The universe is engaged in circular motion. When the snow on the mountains melts, it flows down through narrow valleys and through many streams and rivers into the ocean. Once it is in the ocean, it evaporates and returns to the air to complete its cycle. Everything circulates. In a similar way, when we go back, where do we return? We go back to a place where we can be higher, a place where we can be happier. No one wants to become smaller. All the laws of motion of the natural world, however, dictate that things diminish through work. Wherever there is work, things diminish. When we roll something, it will not keep rolling forever. It starts out fast and then slows down and finally stops.
We live in this world, yet it is not the only world that exists. There is also the spirit world. This earthly world and the spirit world are not two completely separate worlds. They are connected together as one world. Then where is the place where we are to go, the place where we are to live? Of course, we are on earth now, living in our physical bodies; however, we are moving toward the eternal world.
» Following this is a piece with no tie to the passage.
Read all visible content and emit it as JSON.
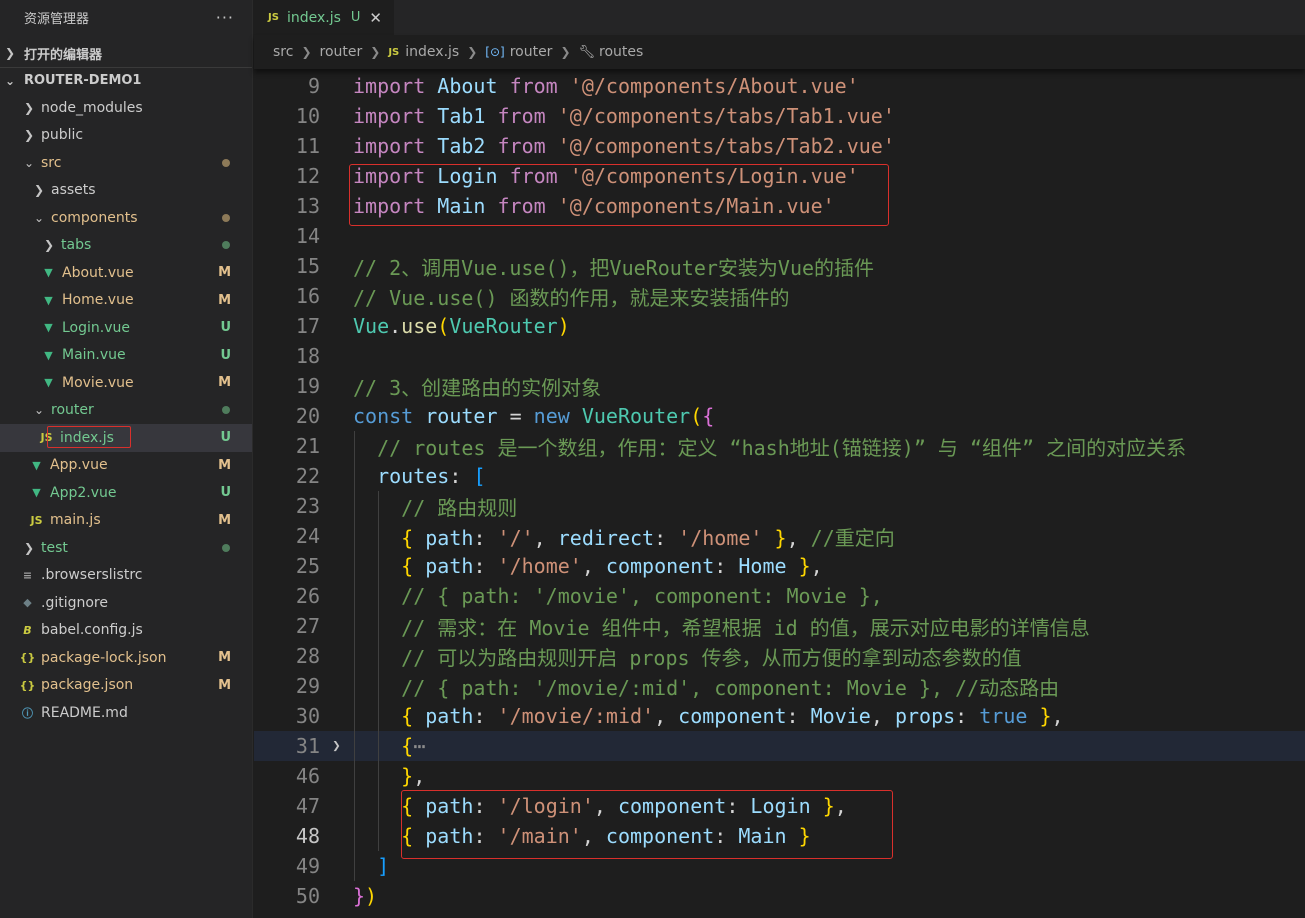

We are born into this world; we pass through our teens, twenties, thirties, middle age, and then old age. When we pass the time of our youth and enter middle age, we pass over one hill, and then eventually we go into old age. Finally we end our lives just like the setting sun.
People who know the existence of the spirit world, however, realize that a lifetime is only a fleeting moment, and that an eternal world awaits us after death. For this reason, they live their lives on earth in such a way as to prepare themselves for that world of eternity.
The word “death” invites understanding of the meaning of life. Who knows the value of life well? Those who seek to live do not. The true value of life can be known only by someone who has risked his life to stand at the crossroads of life and death and, while clinging to Heaven, has desperately implored to be shown the value of life.
That being the case, would people welcome death or not? They would welcome it. If you are about to die, and someone asks you what you are dying for, you would be able to answer: “I am dying for the sake of God’s true love.” We discard our physical bodies to participate in the realm of activity of God’s infinite love and for the sake of God’s world of love.
To die physically is to be born in God’s love. That is why we hear people in this physical world sometimes saying in exaggeration, “Oh, I think I’m going to die.” Death is meant to be a moment of joy; it is the moment when we go from a realm of limited love to a realm of infinite love. Therefore, the moment of death is the moment of our second birth.
Would God be more joyful on the day of your birth into your physical body, or on the day you are born as a child who is to act for the sake of love in the second, infinite world? You might wonder why I talk about such things. It is because we cannot establish a relationship with God without liberating ourselves from the fear of death.